If you are looking for a longer-term savings option with a high dividend rate and less risks than many other forms of investments, then a Certificate of Deposit or IRA may be the right solution for you.
  • Terms range from six months to four years.
  • $1,000 minimum opening balance for regular Certificates/IRAs.
  • $95,000 opening deposit for Jumbo Certificates/IRAs.
  • Dividends are earned daily and compounded monthly.
  • No account fees or application fees.
  • Funds are federally insured by the NCUA to at least $250,000.

Certificate of Deposit

A Certificate of Deposit is a high yield savings account that accumulates interest over time. Unlike a traditional savings account, a Certificate has a term attached, which means that the funds cannot be accessed for a certain period of time without incurring a penalty. Typically, the longer the term, the higher the interest rate. This is a great option if you are saving for a long-term goal such as buying a house and don’t need to be able to access the funds early.

Individual Retirement Accounts (IRAs)

IRAs are powerful savings tools that can help you save for retirement and even offer tax benefits. We offer Traditional, Roth, and Educational IRAs, all with no monthly maintenance fees, account fees or application fees.

A Traditional IRA offers tax-deferred earnings and the possibility for tax-deductible contributions. All earnings in the Traditional IRA are not taxed until they are withdrawn.

The Roth IRA allows you to contribute (depending on your income) after-tax dollars with earnings growing tax free. You pay no taxes when you withdraw the money, provided you have had the account for a least five (5) years and you are age 59 or older. In addition, you may withdraw, without penalty, up to $10,000 for a first-time home purchase. Another Roth IRA benefit is that you don’t have to begin withdrawing money at age 70 ½, like a Traditional IRA.

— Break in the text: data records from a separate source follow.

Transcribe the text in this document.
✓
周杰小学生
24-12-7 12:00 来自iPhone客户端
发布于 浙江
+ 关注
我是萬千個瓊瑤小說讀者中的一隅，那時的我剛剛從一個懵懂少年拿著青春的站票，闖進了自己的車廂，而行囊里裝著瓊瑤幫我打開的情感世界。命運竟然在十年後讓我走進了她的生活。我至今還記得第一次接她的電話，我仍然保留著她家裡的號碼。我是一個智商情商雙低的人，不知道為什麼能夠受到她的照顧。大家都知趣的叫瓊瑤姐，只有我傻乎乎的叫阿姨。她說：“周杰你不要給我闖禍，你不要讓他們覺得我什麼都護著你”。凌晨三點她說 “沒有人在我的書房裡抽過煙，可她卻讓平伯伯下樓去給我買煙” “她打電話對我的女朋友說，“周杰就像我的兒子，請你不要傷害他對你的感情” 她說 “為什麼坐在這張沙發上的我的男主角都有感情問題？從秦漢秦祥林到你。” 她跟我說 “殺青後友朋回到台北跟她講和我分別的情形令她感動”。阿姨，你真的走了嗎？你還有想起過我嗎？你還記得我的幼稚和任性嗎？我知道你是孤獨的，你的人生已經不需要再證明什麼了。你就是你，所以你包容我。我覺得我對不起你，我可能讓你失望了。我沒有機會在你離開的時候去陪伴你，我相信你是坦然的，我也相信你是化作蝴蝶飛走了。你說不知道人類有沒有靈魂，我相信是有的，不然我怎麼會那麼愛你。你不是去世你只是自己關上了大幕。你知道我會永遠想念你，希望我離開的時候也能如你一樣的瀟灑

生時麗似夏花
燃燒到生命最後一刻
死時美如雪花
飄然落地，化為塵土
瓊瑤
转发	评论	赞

Save for a child’s higher education expenses with this IRA. You can invest up to $2,000 a year per child younger than 18, depending on your income. Earnings on Education IRA contributions grow tax free. You cannot deduct contributions, but, when you withdraw funds, you pay no taxes or withdrawal penalties if they’re used for qualified higher education expenses before the beneficiary reaches age 30. Unused funds, however, may be rolled over to an Education IRA for another child.